(Maine Credit Unions Financial Literacy Blog) – According to the Centers for Disease Control and Prevention, almost a third of working Americans have some sort of medical debt. In the United States, the cost of treatment for an accident, illness, or pregnancy can reach highs that are difficult to afford—even with insurance. Not having enough money saved away, and the stress of overwhelming bills and collection tactics often turn people to plastic. However, should you be paying off medical debt with a credit card?
While promptly paying with your credit card may seem like a quick fix, it can actually cost you more in the long run. That’s especially true if making your payments in full and on time would be difficult. Before turning to your credit card to pay off medical bills, you should be aware of the following:
Negotiate Your Bill
If you’ve been hit with a medical bill you simply can’t afford, try working with the hospital’s billing department. They may be inclined to settle on a lower price in lieu of selling your debt to a collection agency for a fragment of the original amount. Additionally, your medical provider may even accept less money if you agree to pay immediately. A prompt payment at a negotiated price is often a more attractive option to the provider than having to chase payments. Before you pull out your credit card to cover the bill, make an effort to negotiate.
Set Up a Payment Plan
Many medical providers, including physicians, dental offices, and hospitals, may work with you on a payment plan if you can’t afford to pay one large sum. By breaking the bill up into monthly payments, it can be much more manageable. Paying all at once on a credit card can backfire if it takes you too long to pay it off—especially if your card has a high interest rate. Instead, find out if an interest-free repayment plan is an option. If a repayment plan is an option, but it isn’t interest-free, compare the APR to your credit card.

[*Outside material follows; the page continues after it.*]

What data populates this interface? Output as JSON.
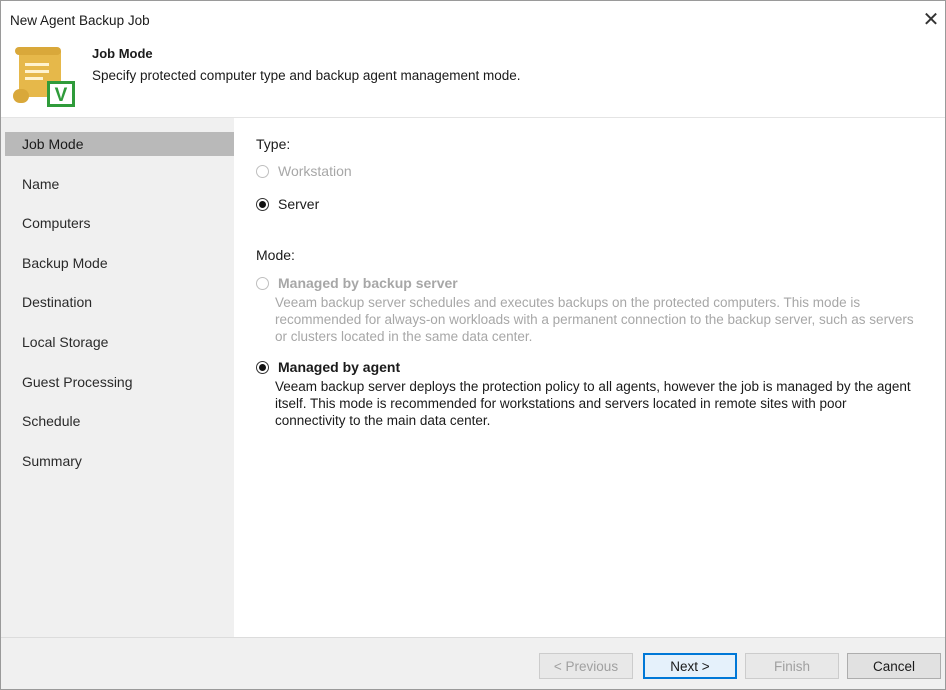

Consider Your Credit Score
If you’re trying to decide between a repayment plan and a credit card, it’s important to keep in mind that credit card companies can report late payments to the credit bureaus once they’re 30 days past due, but health care providers typically won’t report late accounts for at least 6 months. Also, if you do decide to pay a large medical bill with your credit card, you could potentially eat up too much of your available credit on that card. The general rule of thumb is to keep your credit utilization ratio at 30% or below. For example, if you have a credit card with a $1,000 limit, you should be keeping your balance at $300 or less. A higher utilization rate lowers your credit score and signals to prospective lenders an increased risk that you will fall behind on payments.
To summarize, should you be paying for medical debt on a credit card? If you can’t pay right away, putting your medical bills on a credit card could create even more debt. Most medical debt does not carry interest, but a credit card will accumulate interest if you carry a balance and don’t have a 0% rate. If you don’t think you’ll be able to pay it off right away, working with your medical provider on a payment plan maybe be a better, safer option. Also, consider reaching out to your local credit union to see how they can help.